All of lore.kernel.org
 help / color / mirror / Atom feed
From: "Michael Kerrisk (man-pages)" <mtk.manpages@gmail.com>
To: Anna Schumaker <Anna.Schumaker@netapp.com>,
	linux-nfs@vger.kernel.org, linux-btrfs@vger.kernel.org,
	linux-fsdevel@vger.kernel.org, linux-api@vger.kernel.org,
	zab@zabbo.net, viro@zeniv.linux.org.uk, clm@fb.com,
	darrick.wong@oracle.com, andros@netapp.com, hch@infradead.org
Cc: mtk.manpages@gmail.com
Subject: Re: [PATCH v2 10/9] copy_file_range.2: New page documenting copy_file_range()
Date: Sun, 13 Sep 2015 09:50:18 +0200	[thread overview]
Message-ID: <55F52ABA.9070908@gmail.com> (raw)
In-Reply-To: <1442003423-6884-11-git-send-email-Anna.Schumaker@Netapp.com>

Hi Anna,

On 09/11/2015 10:30 PM, Anna Schumaker wrote:
> copy_file_range() is a new system call for copying ranges of data
> completely in the kernel.  This gives filesystems an opportunity to
> implement some kind of "copy acceleration", such as reflinks or
> server-side-copy (in the case of NFS).
> 
> Signed-off-by: Anna Schumaker <Anna.Schumaker@Netapp.com>

Thanks for writing such a nice first draft man page! I have a few
comments below. Would you be willing to revise and resubmit?

> ---
>  man2/copy_file_range.2 | 188 +++++++++++++++++++++++++++++++++++++++++++++++++
>  1 file changed, 188 insertions(+)
>  create mode 100644 man2/copy_file_range.2
> 
> diff --git a/man2/copy_file_range.2 b/man2/copy_file_range.2
> new file mode 100644
> index 0000000..84912b5
> --- /dev/null
> +++ b/man2/copy_file_range.2
> @@ -0,0 +1,188 @@
> +.\"This manpage is Copyright (C) 2015 Anna Schumaker <Anna.Schumaker@Netapp.com>

We need a license for this page. Please see
https://www.kernel.org/doc/man-pages/licenses.html

> +.TH COPY 2 2015-8-31 "Linux" "Linux Programmer's Manual"

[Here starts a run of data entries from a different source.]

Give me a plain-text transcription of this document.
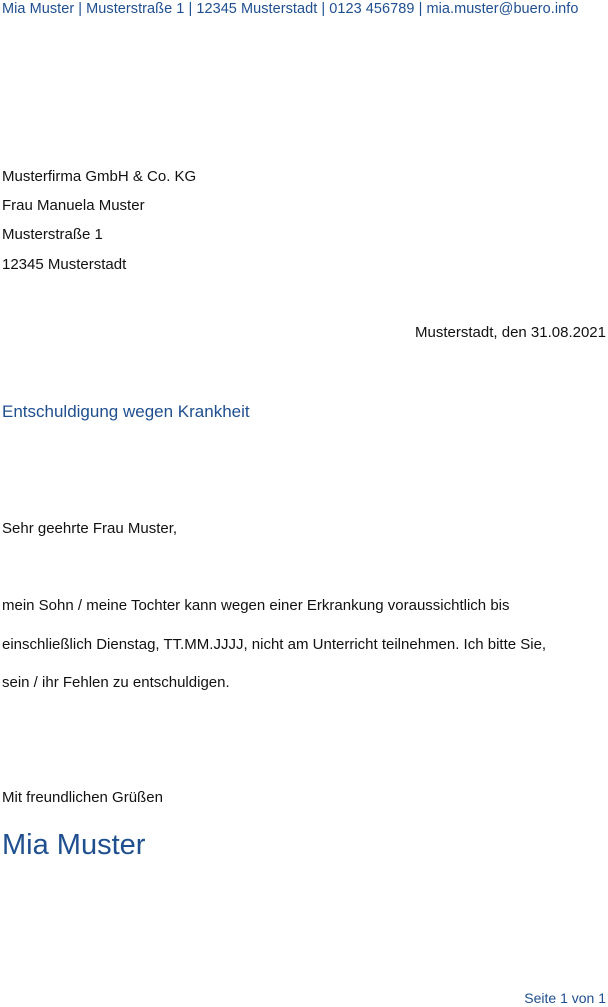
Mia Muster | Musterstraße 1 | 12345 Musterstadt | 0123 456789 | mia.muster@buero.info
Musterfirma GmbH & Co. KG
Frau Manuela Muster
Musterstraße 1
12345 Musterstadt
Musterstadt, den 31.08.2021
Entschuldigung wegen Krankheit
Sehr geehrte Frau Muster,
mein Sohn / meine Tochter kann wegen einer Erkrankung voraussichtlich bis
einschließlich Dienstag, TT.MM.JJJJ, nicht am Unterricht teilnehmen. Ich bitte Sie,
sein / ihr Fehlen zu entschuldigen.
Mit freundlichen Grüßen
Mia Muster
Seite 1 von 1
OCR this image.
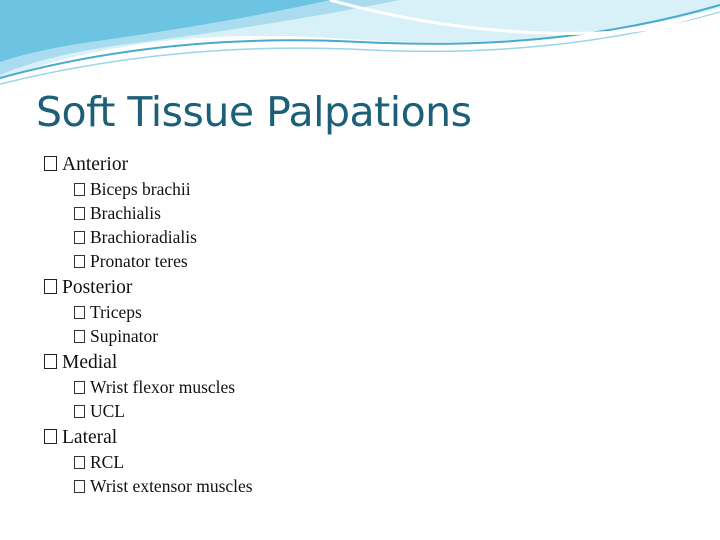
Soft Tissue Palpations
Anterior
Biceps brachii
Brachialis
Brachioradialis
Pronator teres
Posterior
Triceps
Supinator
Medial
Wrist flexor muscles
UCL
Lateral
RCL
Wrist extensor muscles
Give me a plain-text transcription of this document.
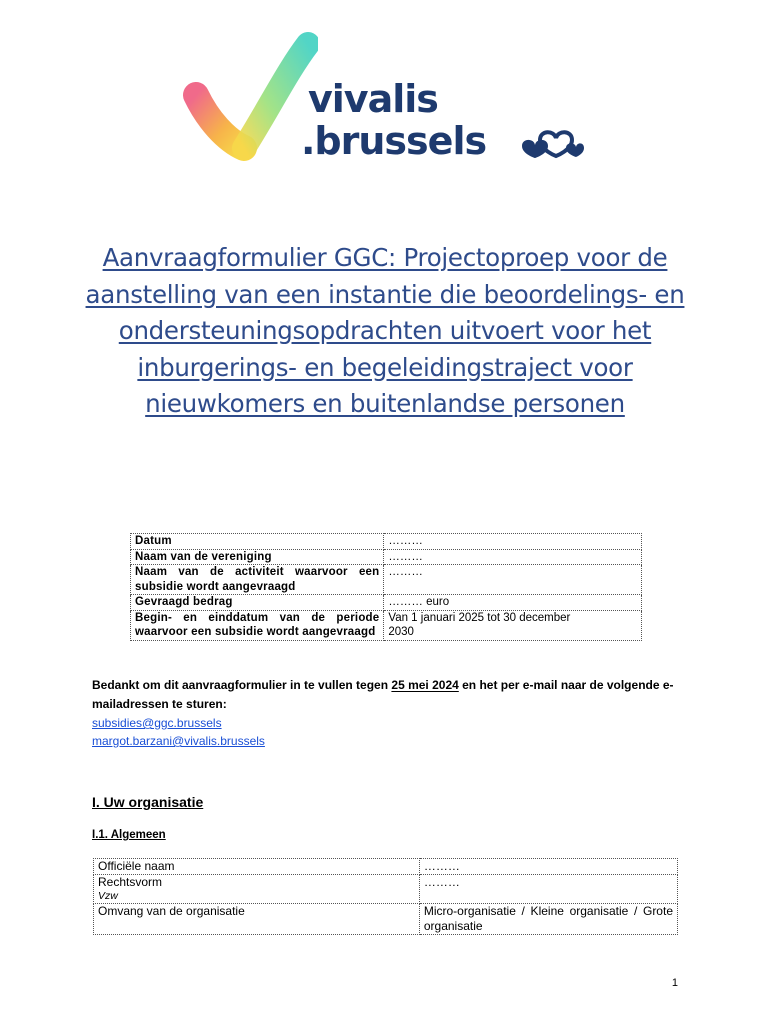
vivalis
.brussels
Aanvraagformulier GGC: Projectoproep voor de aanstelling van een instantie die beoordelings- en ondersteuningsopdrachten uitvoert voor het inburgerings- en begeleidingstraject voor nieuwkomers en buitenlandse personen
Datum	………
Naam van de vereniging	………
Naam van de activiteit waarvoor een subsidie wordt aangevraagd	………
Gevraagd bedrag	……… euro
Begin- en einddatum van de periode waarvoor een subsidie wordt aangevraagd	Van 1 januari 2025 tot 30 december 2030
Bedankt om dit aanvraagformulier in te vullen tegen 25 mei 2024 en het per e-mail naar de volgende e-mailadressen te sturen:
subsidies@ggc.brussels
margot.barzani@vivalis.brussels
I. Uw organisatie
I.1. Algemeen
Officiële naam	………
Rechtsvorm
Vzw	………
Omvang van de organisatie	Micro-organisatie / Kleine organisatie / Grote organisatie
1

Make the month 2 digits (leading 0).

> +.SH NAME
> +copy_file_range \- Copy a range of data from one file to another
> +.SH SYNOPSIS
> +.nf
> +.B #include <linux/copy.h>
> +.B #include <sys/syscall.h>
> +.B #include <unistd.h>
> +
> +.BI "ssize_t syscall(__NR_copy_file_range, int " fd_in ", loff_t * " off_in ",
> +.BI "                int " fd_out ", loff_t * " off_out ", size_t " len ",
> +.BI "                unsigned int " flags );

Remove spaces following "*" in the lines above. (man-pages convention for code)

I know that the copy_file_range() (obviously) doesn't yet have a wrapper
in glibc, but in the man pages we document all system calls as though there
is a wrapper. See, for example, gettid(2), for an axample of how this is done
(a note in the SYNOPSIS and then some further details in NOTES).

> +.fi
> +.SH DESCRIPTION
> +The
> +.BR copy_file_range ()
> +system call performs an in-kernel copy between two file descriptors
> +without all that tedious mucking about in userspace.

I'd write that last piece as:

"without the cost of (a loop) transferring data from the kernel to a 
user-space buffer and then back to the kernel again.

> +It copies up to
> +.I len
> +bytes of data from file descriptor
> +.I fd_in
> +to file descriptor
> +.IR fd_out ,
> +overwriting any data that exists within the requested range.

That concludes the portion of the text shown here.